Sem ter como processar criminalmente o ex-diretor financeiro da antiga Eletropaulo Henrique Fingermann - ao completar 70 anos, em 2013, ele seria beneficiado pela prescrição penal se viesse a ser considerado culpado -, o Ministério Público de São Paulo vai pedir à Justiça que ele seja condenado a devolver aos cofres públicos valores que teria recebido como propina da Alstom - na época, R$ 780 mil. A ação está em fase de conclusão.

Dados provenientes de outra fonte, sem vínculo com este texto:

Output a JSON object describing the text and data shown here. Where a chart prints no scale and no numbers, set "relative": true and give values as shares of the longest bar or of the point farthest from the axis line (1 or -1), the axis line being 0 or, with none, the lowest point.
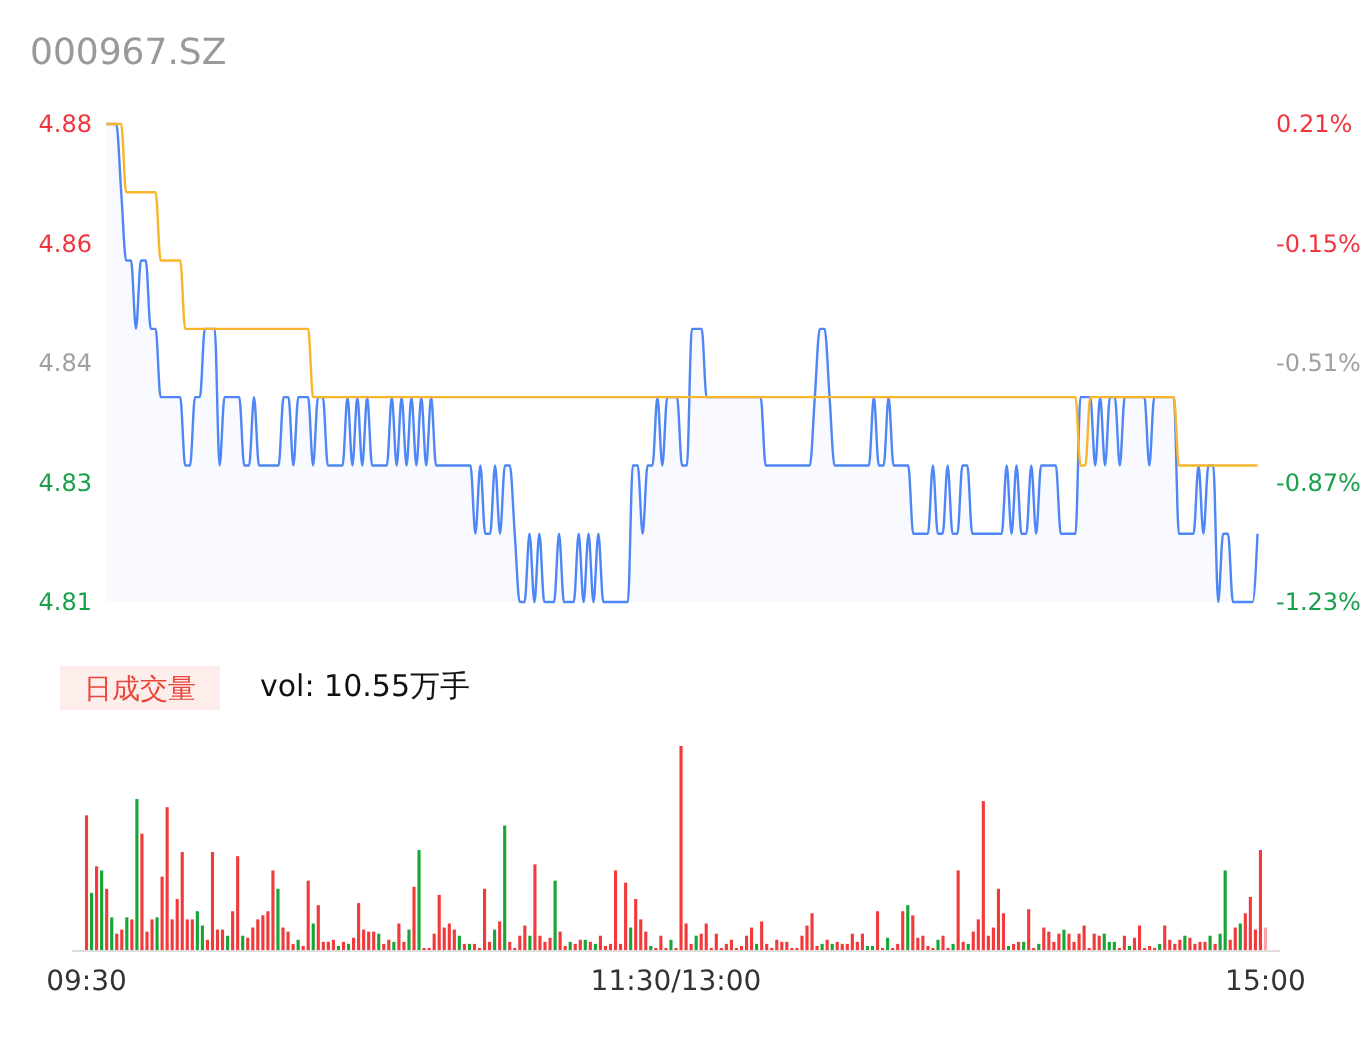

Fausto Macedo, O Estado de S.Paulo

25 de março de 2014 | 02h07

Promotores que investigam a contratação da Alstom no âmbito do projeto Gisel (Grupo Industrial para o Sistema Eletropaulo) em 1998 - no governo Mário Covas (PSDB) -, estão convencidos de que Fingermann foi um dos beneficiários e de que a propina foi paga por coligadas da Alstom. O ex-diretor atuou na Eletropaulo entre 1996 e 1998 e os R$ 780 mil teriam sido pagos entre 1998 e 2002. Fingermann nega ter sido contemplado com recursos ilícitos.

Em fevereiro, Fingermann escapou de processo criminal na Justiça no caso Alstom - ao completar 70 anos, em setembro, ele se viu beneficiado pela prescrição, que é quando se esgota o prazo para o Estado punir um acusado. Além dele, será apontado como "recebedor de propina" o conselheiro do Tribunal de Contas do Estado Robson Marinho, ex-chefe da Casa Civil de Covas.